Matizando la cuestión, Cristina Avendaño coordinadora del Grupo de Medicamentos de Facme explica que “existe cierta confusión acerca de lo que llamamos evaluación de resultados; es imprescindible evaluar los resultados en salud, pero eso no es lo que conseguimos con la práctica de establecer algún resultado de eficacia, habitualmente el mismo del ensayo clínico u otro fácil de medir para alimentar el sistema de “pago por resultados”.

Avendaño insiste en que “el pago por resultados puede resultar atractivo de forma intuitiva, pero no está claro que aporte valor frente a sistemas de descuentos o control del impacto presupuestario más simples y eficientes. Y es claramente indeseable si supone sobrecarga para el médico registrando datos intermedios que no son verdaderamente los resultados en salud que deben evaluarse”.

El director general de Farmacia del País Vasco, Iñaki Betolaza, reconoce que para ese cambio es probablemente pronto. “En estos momentos a nivel normativo lo que se contempla es el coste-efectividad, ni el coste-utilidad ni el coste-beneficio ni el análisis multicriterio. Avanzar en eso requiere un debate técnico primero y social después. Y creo que no está esta cuestión de momento en la agenda. Pero sí debemos ir haciendo una reflexión entre los agentes para avanzar en el pago por resultados, con garantías de que los fármacos aportan los que dicen aportar y de que se paga por lo que funciona”.

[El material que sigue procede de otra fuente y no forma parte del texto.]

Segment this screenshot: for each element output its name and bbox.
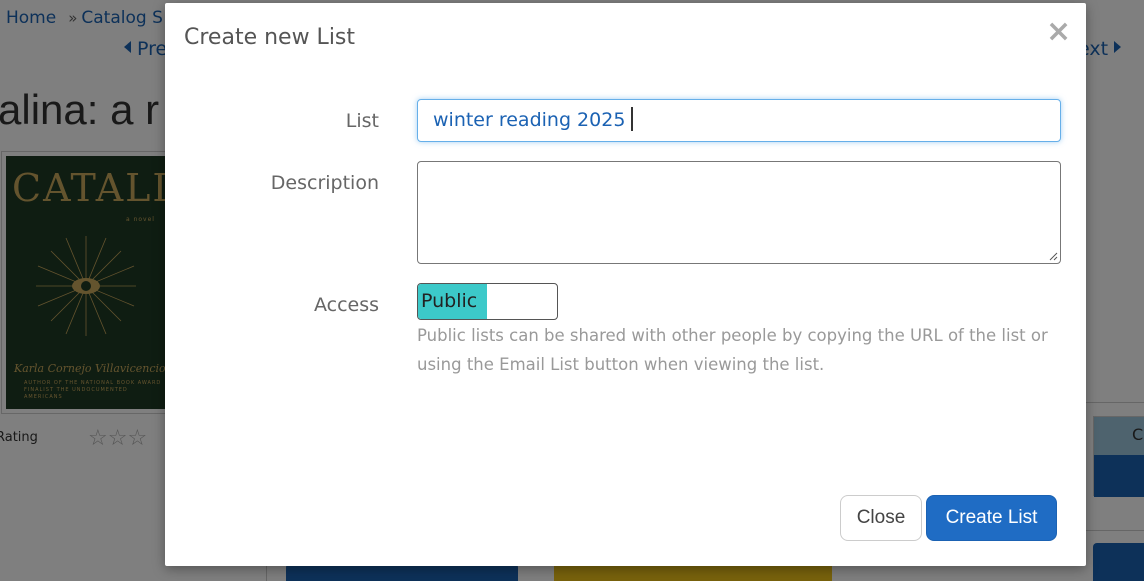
list-name-label: List	[345, 110, 379, 132]
dialog-title: Create new List	[184, 25, 356, 50]
text-cursor	[631, 107, 634, 131]
description-label: Description	[270, 172, 379, 194]
description-textarea[interactable]	[417, 161, 1061, 264]
close-icon[interactable]: ×	[1046, 17, 1071, 47]
list-name-input[interactable]: winter reading 2025	[417, 99, 1061, 142]
close-button[interactable]: Close	[840, 495, 922, 541]
access-help-text: Public lists can be shared with other pe…	[417, 326, 1048, 374]
access-toggle-value: Public	[418, 284, 487, 319]
list-name-value: winter reading 2025	[433, 109, 626, 131]
resize-grip-icon[interactable]	[1048, 251, 1058, 261]
access-toggle[interactable]: Public	[417, 283, 558, 320]
access-label: Access	[313, 294, 379, 316]
create-list-button[interactable]: Create List	[926, 495, 1057, 541]
create-list-dialog: Create new List × List winter reading 20…	[165, 3, 1086, 566]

Avanzando en ese camino, hace ahora justo un año se publicó en Health Economics el último de tres informes encargados por el Ministerio de Sanidad a expertos para tratar de aproximarse al cálculo del valor social del AVAC. Esto es, a lo que la población estaría dispuesta a pagar por un año de vida ajustado a calidad (AVAC). El estudio, liderado por Vallejo-Torres a partir de una encuesta a 2.000 personas a las que se preguntó su preferencia entre dos estados de salud/enfermedad diferentes y su disponibilidad a pagar para evitar un problema de salud concreto (movilidad, autocuidado, dolor, ansiedad/depresión), estimó entre 10.000 y 30.000 euros esta disposición a pagar por AVAC.